On a different level of educational equipment from the Trade School Shops stands the School of Salesmanship. It gets many high school girls and even, occasionally, a girl who has been to college.
Finally, there is the Appointment Bureau, for college girls in particular.
This Appointment Bureau is the most extraordinary employment agency ever organized. Its object is not merely to introduce existing clients to existing jobs (which is the proper normal object of employment agencies), but to make forays into the wild region of "occupations other than teaching," and find jobs, and then find girls to fit those jobs. In other words, it is a kind of "Company of Adventurers Trading into Hudson's Bay" for the purpose of exploring, surveying, developing, and settling the region of "occupations other than teaching" on behalf of college women.
It is managed by Miss Laura Drake Gill, President of the National
Association of Collegiate Alumnae and former Dean of Barnard
College. She is assisted by an Advisory Council of
representatives of near-by colleges—Radcliffe, Wellesley,
Simmons, Mount Holyoke, Smith, and Brown.
There is no more important work being done for women to-day.
In connection with it, the Women's Educational and Industrial Union has just issued a handbook of three hundred pages, entitled "Vocations for the Trained Woman." It is an immense map of the occupational world for "middle class" women, in which every bay and headland, every lake and hill, is drawn to scale, from Poultry Farming to Department Store Buying, from Lunch-Room Management to State Child-Saving.
The responses made to this movement by certain educational institutions (including particularly Simmons College) will be observed in a future article. Just one response, from an unexpected quarter, must be noticed here.

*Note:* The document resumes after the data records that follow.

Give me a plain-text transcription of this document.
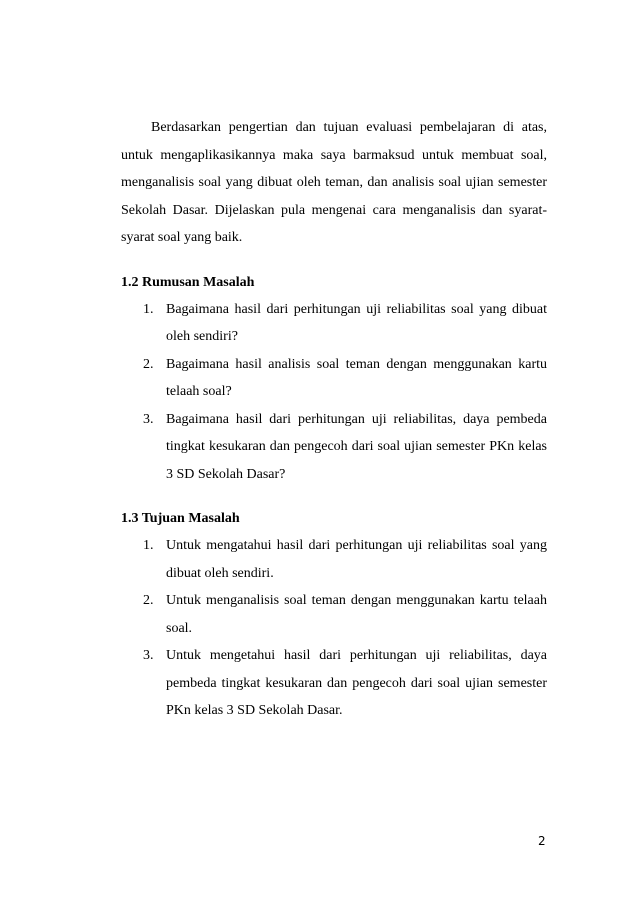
Berdasarkan pengertian dan tujuan evaluasi pembelajaran di atas, untuk mengaplikasikannya maka saya barmaksud untuk membuat soal, menganalisis soal yang dibuat oleh teman, dan analisis soal ujian semester Sekolah Dasar. Dijelaskan pula mengenai cara menganalisis dan syarat-syarat soal yang baik.

1.2 Rumusan Masalah
1. Bagaimana hasil dari perhitungan uji reliabilitas soal yang dibuat oleh sendiri?
2. Bagaimana hasil analisis soal teman dengan menggunakan kartu telaah soal?
3. Bagaimana hasil dari perhitungan uji reliabilitas, daya pembeda tingkat kesukaran dan pengecoh dari soal ujian semester PKn kelas 3 SD Sekolah Dasar?
1.3 Tujuan Masalah
1. Untuk mengatahui hasil dari perhitungan uji reliabilitas soal yang dibuat oleh sendiri.
2. Untuk menganalisis soal teman dengan menggunakan kartu telaah soal.
3. Untuk mengetahui hasil dari perhitungan uji reliabilitas, daya pembeda tingkat kesukaran dan pengecoh dari soal ujian semester PKn kelas 3 SD Sekolah Dasar.
2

In a small Illinois city there is a woman's college, founded as a Preparatory School in the forties and soon advanced to be a Seminary, which, with Anna P. Sill for its first head, Jane Addams for its best-known graduate, and Julia Gulliver for its present president, has come to be a college of standing and of leading. Only Troy Female Seminary and Mount Holyoke Seminary preceded it, in date of foundation, among the important women's institutions.

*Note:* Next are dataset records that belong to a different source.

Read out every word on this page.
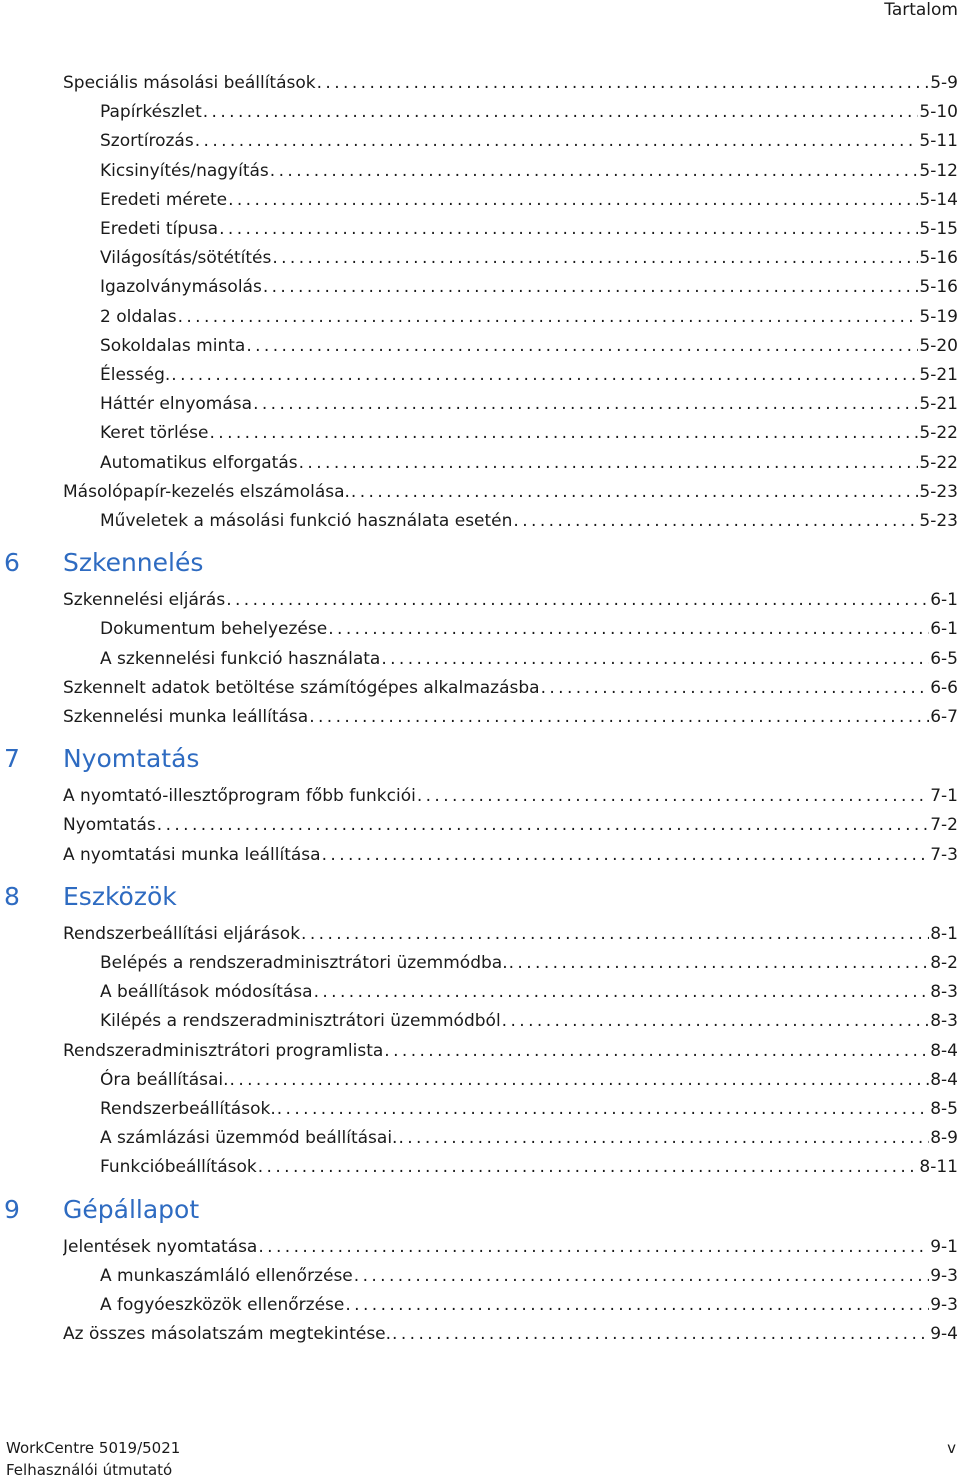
Tartalom
Speciális másolási beállítások .....	5-9
Papírkészlet .....	5-10
Szortírozás .....	5-11
Kicsinyítés/nagyítás .....	5-12
Eredeti mérete .....	5-14
Eredeti típusa .....	5-15
Világosítás/sötétítés .....	5-16
Igazolványmásolás .....	5-16
2 oldalas .....	5-19
Sokoldalas minta .....	5-20
Élesség. .....	5-21
Háttér elnyomása .....	5-21
Keret törlése .....	5-22
Automatikus elforgatás .....	5-22
Másolópapír-kezelés elszámolása. .....	5-23
Műveletek a másolási funkció használata esetén .....	5-23
6	Szkennelés
Szkennelési eljárás .....	6-1
Dokumentum behelyezése .....	6-1
A szkennelési funkció használata .....	6-5
Szkennelt adatok betöltése számítógépes alkalmazásba .....	6-6
Szkennelési munka leállítása .....	6-7
7	Nyomtatás
A nyomtató-illesztőprogram főbb funkciói .....	7-1
Nyomtatás .....	7-2
A nyomtatási munka leállítása .....	7-3
8	Eszközök
Rendszerbeállítási eljárások .....	8-1
Belépés a rendszeradminisztrátori üzemmódba. .....	8-2
A beállítások módosítása .....	8-3
Kilépés a rendszeradminisztrátori üzemmódból .....	8-3
Rendszeradminisztrátori programlista .....	8-4
Óra beállításai. .....	8-4
Rendszerbeállítások. .....	8-5
A számlázási üzemmód beállításai. .....	8-9
Funkcióbeállítások .....	8-11
9	Gépállapot
Jelentések nyomtatása .....	9-1
A munkaszámláló ellenőrzése .....	9-3
A fogyóeszközök ellenőrzése .....	9-3
Az összes másolatszám megtekintése. .....	9-4
WorkCentre 5019/5021
Felhasználói útmutató
v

Rockford College is ranked to-day, by the reports of the United States Commissioner of Education, in rank one—among the sixteen best women's colleges in the United States. It hasn't risen to that rank by any quick, money-spurred spurt. It brings with it out of its far past all the traditions of that early struggle for the higher education which, by friction, kindled among women so flaming an enthusiasm for pure knowledge. It remains "collegiate" in the old sense, quiet, cloistral, inhabiting old-fashioned brick buildings in an old-fashioned large yard, looking still like the Illinois of war times more than like the Illinois of the twentieth century, retaining all the home ideals of those times—a large interest in feminine accomplishments, a strict regard for manners, a belief in the value of charm.